Graz (APA) - Besser hätte der Wettergott den Grazer Nachmittagsflaneuren am ersten Tag von La Strada nicht gesinnt sein können. Das allsomme...

Graz (APA) - Besser hätte der Wettergott den Grazer Nachmittagsflaneuren am ersten Tag von La Strada nicht gesinnt sein können. Das allsommerliche Unterhaltungsfestival bot bereits am ersten Spieltag ein vielfältiges Programm für Jung und Alt - das die Grazer bei perfekter Witterung genießen konnten.

Griesplatz, 16.30 Uhr. „Sie sind gelandet!“, möchte man meinen. Mitnichten. Die drei goldgrünen Marsweibchen mit ergänzendem Männchen, die für Verwirrung unter den nicht eingeweihten Passanten sorgen, sind keine Aliens, sondern Mitglieder des österreichisch-katalanischen Performancequartetts Electrico 28. Ihre ambitionierte Mission lautet: Gemeinsam mit dem Publikum bei einem Stadtspaziergang eine „Sternstunde der Menschheit“ a la Stefan Zweig zu provozieren.

Nach gewissen Startschwierigkeiten gelingt es den pantomimisch agierenden Teamleiterinnen, ihre Schäfchen in kindlich-begeisterte Stimmung zu versetzen. Im Drahtloskopfhörer, mit dem alle Teilnehmer ausgerüstet sind, tönt auch Zweig selbst (stimmlich ideal interpretiert vom jüngst im Kino erfolgreichen Zweig-Darsteller Josef Hader).

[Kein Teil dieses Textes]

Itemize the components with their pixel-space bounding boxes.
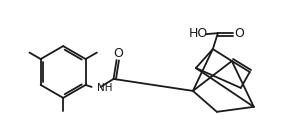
Text: HO: HO bbox=[188, 27, 208, 40]
Text: O: O bbox=[114, 47, 124, 60]
Text: O: O bbox=[234, 27, 244, 40]
Text: NH: NH bbox=[97, 83, 112, 93]
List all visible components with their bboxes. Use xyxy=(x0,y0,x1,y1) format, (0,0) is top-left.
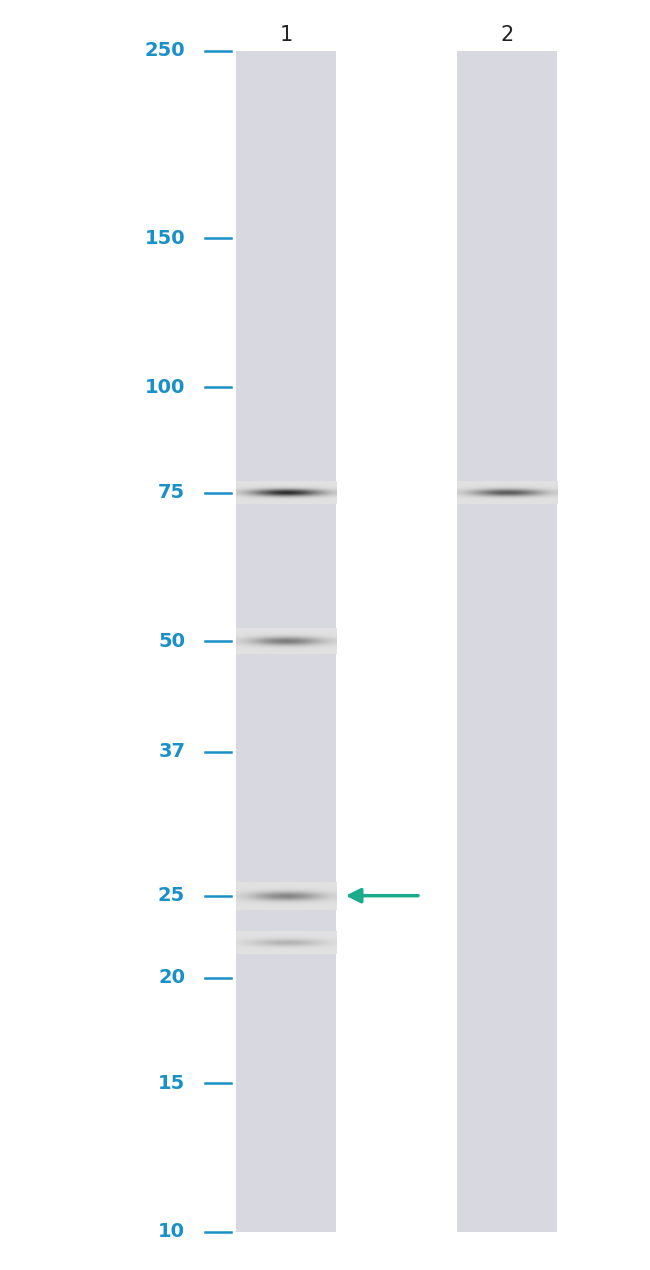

Auch wenn der rund einstündige Grätzel-Parcours durch Hinterhöfe, Künstlertreffs, Ateliers und ein Fitnessstudio hinter dem zu Beginn gesteckten Anspruch zurückbleibt: Spaß macht der schnitzeljagd-ähnliche Parcours allemal, nicht zuletzt dank der sympathischen und witzig agierenden „Elektrischen Vier“, wie sich die schauspielenden Akteure selbst nennen.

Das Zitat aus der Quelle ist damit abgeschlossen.